Julie Rusciolelli said...

Thanks for sharing your thoughts on this. David, I love your podcast with Terry, but last week's show on "podcasting" well, you lost me at "Hello." But I do believe your show does tackle some bigger issues about our industry. Unfortunately, it's not the case with so many other blogs and podcasts who constantly inundate you with social media drivel. As a president of a very busy PR firm, working on everything from issues management to lip gloss launches, not everything in our firm revolves around social media. In fact, many of our clients still have a traditional approach to stakeholder outreach, which is working very well for them. So what I’d love, and I think you can all help with this, is start some online conversations that includes us all and will benefit the greater good of our community. We should definitely still discuss social media implications, but let’s not make that our sole purpose.

Gary Schlee said...

Nicely stated, Julie. When I started blogging, I was determined to make it a forum for talking about PR education issues. When I did talk about social media, I often inserted an apology. Because few Canadian PR educators are in this space, it's sometimes too easy to stray into social-media-tactics territory.

In fact, having said that, my blog will probably wallow in social media myopia for the next month as I try to promote Talk Is Cheap aimed at PR practitioners in the Toronto area who haven't yet explored the new media space. (There, got my plug in. Perhaps, Julie, you'd like to do a presentation on using blogs to foster conversations that will benefit the greater good of the PR community?).

Julie Rusciolelli said...

You may "plug away" anytime Gary. I have loads of respect for what you do. I would be delighted to pop over to your "Talk is Cheap" scrum in November. But unlike the PR guys that blog in our industry, I am not pulling my "twitter" out that night.

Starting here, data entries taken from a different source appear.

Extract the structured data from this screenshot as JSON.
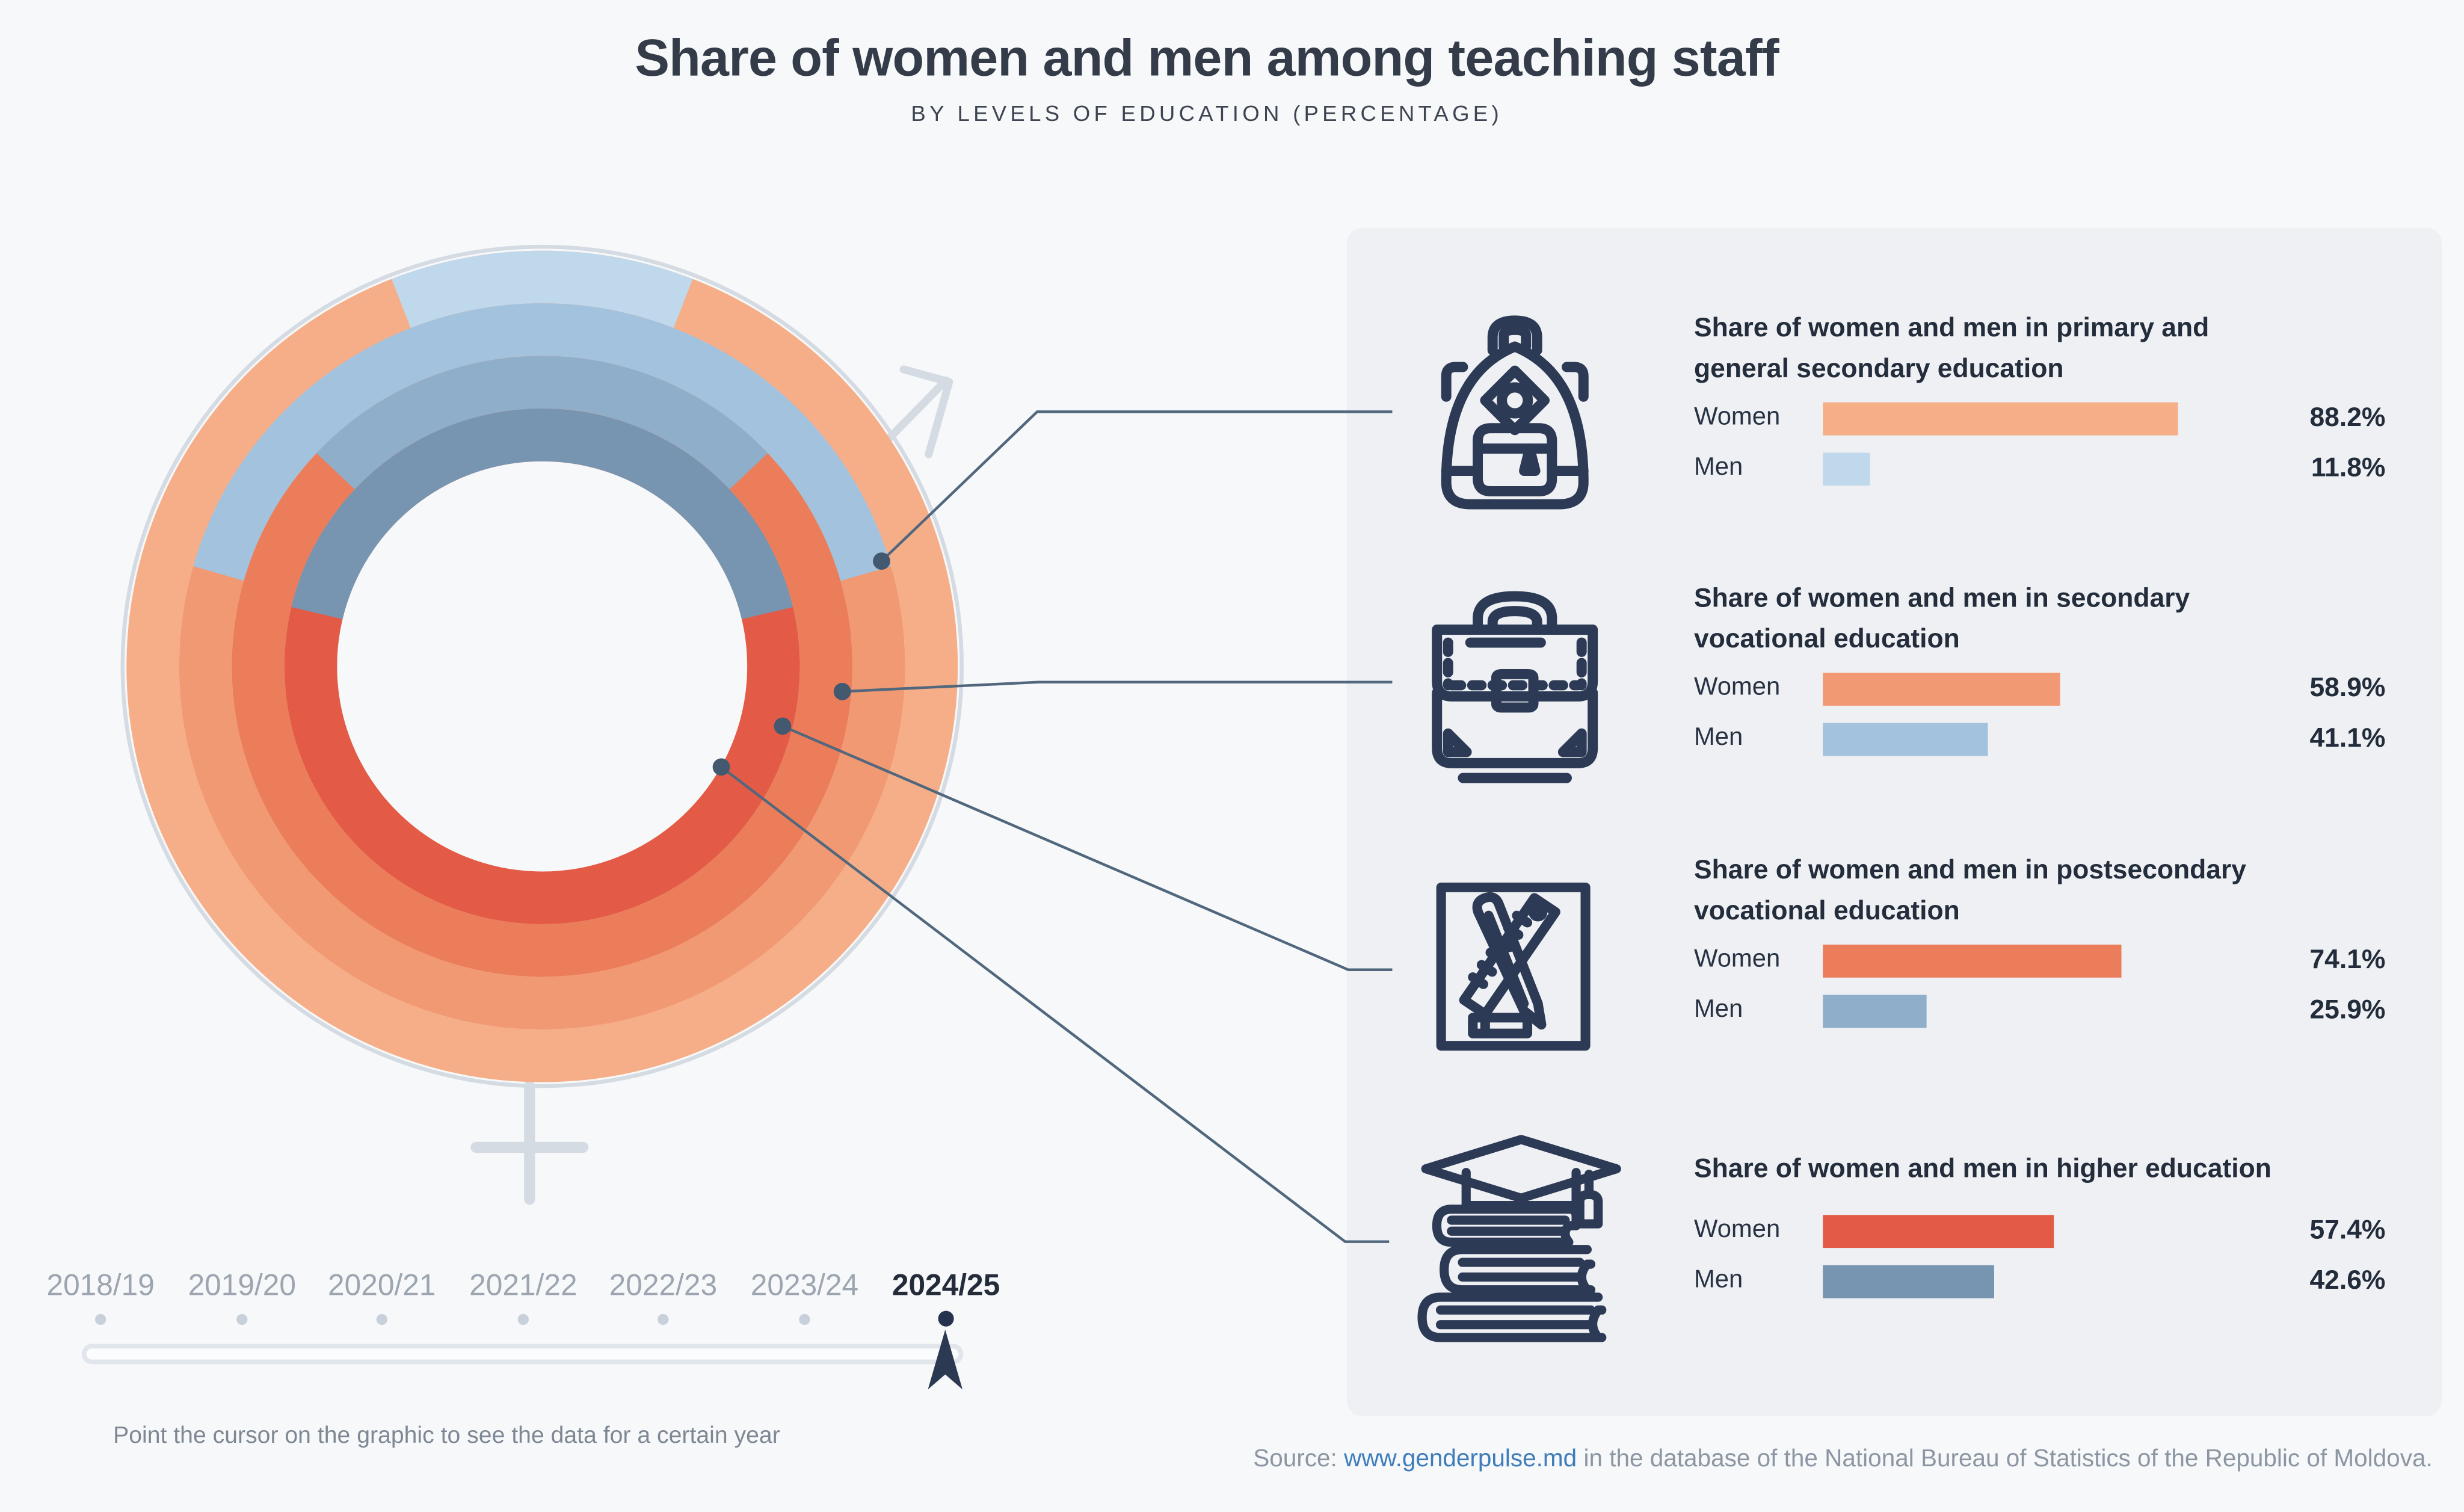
{
  "title": "Share of women and men among teaching staff",
  "subtitle": "BY LEVELS OF EDUCATION (PERCENTAGE)",
  "labels": {
    "women": "Women",
    "men": "Men"
  },
  "timeline": {
    "years": [
      "2018/19",
      "2019/20",
      "2020/21",
      "2021/22",
      "2022/23",
      "2023/24",
      "2024/25"
    ],
    "selected_year": "2024/25",
    "hint": "Point the cursor on the graphic to see the data for a certain year"
  },
  "source": {
    "prefix": "Source: ",
    "link_text": "www.genderpulse.md",
    "suffix": " in the database of the National Bureau of Statistics of the Republic of Moldova.",
    "link_color": "#3E7CBB"
  },
  "colors": {
    "page_bg": "#F7F8F9",
    "panel_bg": "#EEF0F4",
    "icon_stroke": "#2C3A55",
    "leader_line": "#50677D",
    "leader_dot": "#42596F",
    "decor_grey": "#D5DBE3",
    "year_grey": "#9CA5B0",
    "year_selected": "#242C3A"
  },
  "chart_data": {
    "type": "donut-multi-ring",
    "title": "Share of women and men among teaching staff",
    "unit": "percent",
    "year_shown": "2024/25",
    "rings_order": "outer_to_inner",
    "men_arc_centered_at_top": true,
    "legend": [
      "Women",
      "Men"
    ],
    "levels": [
      {
        "id": "primary-general-secondary",
        "heading": "Share of women and men in primary and\ngeneral secondary education",
        "icon": "backpack-icon",
        "women": 88.2,
        "men": 11.8,
        "women_label": "88.2%",
        "men_label": "11.8%",
        "women_color": "#F6AE88",
        "men_color": "#BFD8EC"
      },
      {
        "id": "secondary-vocational",
        "heading": "Share of women and men in secondary\nvocational education",
        "icon": "briefcase-icon",
        "women": 58.9,
        "men": 41.1,
        "women_label": "58.9%",
        "men_label": "41.1%",
        "women_color": "#F19972",
        "men_color": "#A3C2DD"
      },
      {
        "id": "postsecondary-vocational",
        "heading": "Share of women and men in postsecondary\nvocational education",
        "icon": "pencil-ruler-icon",
        "women": 74.1,
        "men": 25.9,
        "women_label": "74.1%",
        "men_label": "25.9%",
        "women_color": "#EB7D5A",
        "men_color": "#8FAEC9"
      },
      {
        "id": "higher-education",
        "heading": "Share of women and men in higher education",
        "icon": "graduation-books-icon",
        "women": 57.4,
        "men": 42.6,
        "women_label": "57.4%",
        "men_label": "42.6%",
        "women_color": "#E35B46",
        "men_color": "#7795B1"
      }
    ]
  }
}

I run an agency, my issues extend far beyond social media and gizmos. I can provide a traditional voice from an unconventional point of view. Blogging can start some great conversations in those areas; I would love to nudge those along. See you then!

Melanie Seasons said...

Hi Julie.

I found this post through 'Blogging Me, Blogging You" and as a Gen Y, PR blogger, I wanted to throw in my two cents.

I've been in digital PR only for about a year and a half. It was always in my plan to blog about PR, but I only wanted to start once I had enough experience (and content) to be able to contribute to the conversations. However, when I actually started Fake Plastic Noodles, I decided that it couldn't *just* be about PR. I wanted to really open it up to be more than that. I want to explore how PR affects my personal life as well as my professional and I want to bring the PR conversation to people who may not otherwise be interested in it (or hell, even know about it).

I enjoy reading PR blogs and opinions from the experts, but as it often tends to happen with career-specific blogs, a lot of the content just ends up being aggregated between them. I'll be glad to see people exploring a little bit of life outside PR.

Thanks for your post!

Anonymous said...

Hi Julie,

I agree with your comment.

I think you and others who are of the same opinion would really enjoy the ongoing discussions about various communication issues at MarCom Professional.

The url is



Bill Smith said...

Hi Julie,

Great post. I run three blogs, one for an improv comedy troupe I am handling publicity for, another for my writing samples for potential employers and a personal space showing off my photography.

I already know how social media works, I like visiting your blog because it covers off the big picture issues facing the PR profession.



Ian Ross said...

I'm chiming in a little late on this one. I suppose better late than never.
Agree that Canadian PR blogs are filled with social media commentary, and little about other aspects of our profession.
When I lanuched my blog ( seven weeks ago, I made a committment to myself to split time between social media' impact on PR and other aspects of the profession. I was grappling with the same issue that you've raised here.
Well... so far so good. But I'll admit that it takes more effort to post on traditional PR topics.